If you prep this recipe, note that it can stay in the fridge, uncooked, for 1-2 days. If you buy the meat and prep this recipe tonight, make sure to cook and eat it no later than Thursday night.
If you are a vegetarian or vegan, try these VEGGIE MEATBALLS.
SINGLE PEOPLE: Make the entire recipe and pack the other 3 servings for your lunch at work. Pack these powerhouse balls with one of my yummy side sides for a complete meal.
You can also eat the extra servings for dinner during the week. When you get home late from work, heat a few meatballs, in a pan or oven at 350 for 10 mins, and throw them on top of my Green Buddha Power Salad or with any of my other side dish or salad recipes.
FAMILY PEOPLE: This is a great dinner option for your fam. Depending on the size of your gang, you may have to double the recipe. On Sunday, you can prep the recipe for Meatball Monday in your home. You can also double the recipe, serve 1/2 for dinner and pack the leftover balls as lunch for your family.
NOTE: If you do not like any of the greens/herbs in this recipe, like cilantro, remove it and double up on one of the other greens/herbs.
All Green Meatballs
Prep Time: 10 minutes
Cooking Time: 10 minutes
Yields: 4 servings
Ingredients:
1 1/2 Cups Spinach, chopped
1 Cup Kale, chopped
½ Bunch Parsley, chopped
½ Bunch Cilantro, chopped
1 Egg, mixed or 2 egg whites
1 Tablespoon Dijon Mustard
½ Tablespoon Coconut flour or 1.5 Tablespoons Almond Flour
½ Teaspoon, plus 2 pinches Pink salt
½ Teaspoon Garlic granules
½ Teaspoon Pepper
1 Pound Ground turkey*, chicken*, beef or lamb.

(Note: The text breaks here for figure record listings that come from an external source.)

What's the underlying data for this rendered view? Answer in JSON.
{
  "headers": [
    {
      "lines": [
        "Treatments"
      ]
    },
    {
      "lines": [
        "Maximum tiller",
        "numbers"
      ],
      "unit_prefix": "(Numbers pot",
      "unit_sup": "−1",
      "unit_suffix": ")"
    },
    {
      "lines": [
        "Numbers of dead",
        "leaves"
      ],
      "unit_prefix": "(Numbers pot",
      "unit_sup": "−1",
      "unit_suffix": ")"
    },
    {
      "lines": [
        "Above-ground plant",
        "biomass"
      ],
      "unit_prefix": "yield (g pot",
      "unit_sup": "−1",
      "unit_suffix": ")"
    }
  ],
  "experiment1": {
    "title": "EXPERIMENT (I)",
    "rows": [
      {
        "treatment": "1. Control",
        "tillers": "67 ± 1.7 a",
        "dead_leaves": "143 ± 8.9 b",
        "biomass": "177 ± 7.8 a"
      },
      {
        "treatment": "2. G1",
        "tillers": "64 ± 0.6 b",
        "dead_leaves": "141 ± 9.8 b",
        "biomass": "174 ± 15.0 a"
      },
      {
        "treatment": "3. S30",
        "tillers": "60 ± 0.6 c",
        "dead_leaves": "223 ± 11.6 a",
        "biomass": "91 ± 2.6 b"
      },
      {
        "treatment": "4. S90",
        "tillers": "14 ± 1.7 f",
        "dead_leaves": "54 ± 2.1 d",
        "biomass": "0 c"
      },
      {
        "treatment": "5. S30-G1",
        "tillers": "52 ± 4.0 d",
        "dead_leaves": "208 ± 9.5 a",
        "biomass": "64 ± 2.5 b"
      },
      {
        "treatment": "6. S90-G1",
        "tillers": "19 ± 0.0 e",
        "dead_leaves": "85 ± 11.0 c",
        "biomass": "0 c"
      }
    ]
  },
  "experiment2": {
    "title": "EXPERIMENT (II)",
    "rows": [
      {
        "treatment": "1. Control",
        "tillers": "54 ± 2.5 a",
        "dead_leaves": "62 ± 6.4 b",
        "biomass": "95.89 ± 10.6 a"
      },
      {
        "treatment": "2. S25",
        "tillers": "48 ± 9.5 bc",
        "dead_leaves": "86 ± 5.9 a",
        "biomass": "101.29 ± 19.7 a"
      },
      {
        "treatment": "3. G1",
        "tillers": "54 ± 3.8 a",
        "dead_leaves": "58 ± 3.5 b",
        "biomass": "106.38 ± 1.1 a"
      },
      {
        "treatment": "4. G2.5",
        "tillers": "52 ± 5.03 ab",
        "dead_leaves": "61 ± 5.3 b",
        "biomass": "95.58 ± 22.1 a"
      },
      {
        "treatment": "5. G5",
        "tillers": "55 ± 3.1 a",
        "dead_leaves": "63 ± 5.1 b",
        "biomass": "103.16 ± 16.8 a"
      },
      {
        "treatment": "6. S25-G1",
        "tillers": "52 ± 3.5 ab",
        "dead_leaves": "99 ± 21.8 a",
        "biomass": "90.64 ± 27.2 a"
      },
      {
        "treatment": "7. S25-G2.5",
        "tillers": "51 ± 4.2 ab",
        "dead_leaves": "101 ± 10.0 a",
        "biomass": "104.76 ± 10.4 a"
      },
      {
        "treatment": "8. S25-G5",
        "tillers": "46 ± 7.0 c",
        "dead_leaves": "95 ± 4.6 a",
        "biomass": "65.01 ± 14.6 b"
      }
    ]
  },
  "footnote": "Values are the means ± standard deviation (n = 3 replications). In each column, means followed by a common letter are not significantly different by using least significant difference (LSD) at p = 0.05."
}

Coconut oil for cooking (Do not put into meat ball)
* I prefer using dark meat for poultry because it is less dry, tastier and more filling.
Directions:
Pre-heat oven to 400 degrees.
Line baking sheet with parchment paper and spray with coconut oil.
Chop spinach, kale, parsley and cilantro.
Heat a pan with some oil and cook spinach, kale, parsley and cilantro. Season with 2-3 pinches of salt. Set aside and let cool.
Crack egg into a large bowl, add mustard and whisk. Add spinach, kale, parsley, cilantro, flour, salt, garlic and pepper to egg. Mix well and then add meat. Knead well by hand until the ingredients are thoroughly combined, but do not over-mix.
Divide the mixture into 12 equal portions, about 1/4 cup each. Wet hands and roll each portion into a ball. If the meat starts to stick to your hands, wet them again.
Place balls onto the baking sheet and place in oven. Bake for 20 minutes or until internal temp reaches 165 degrees.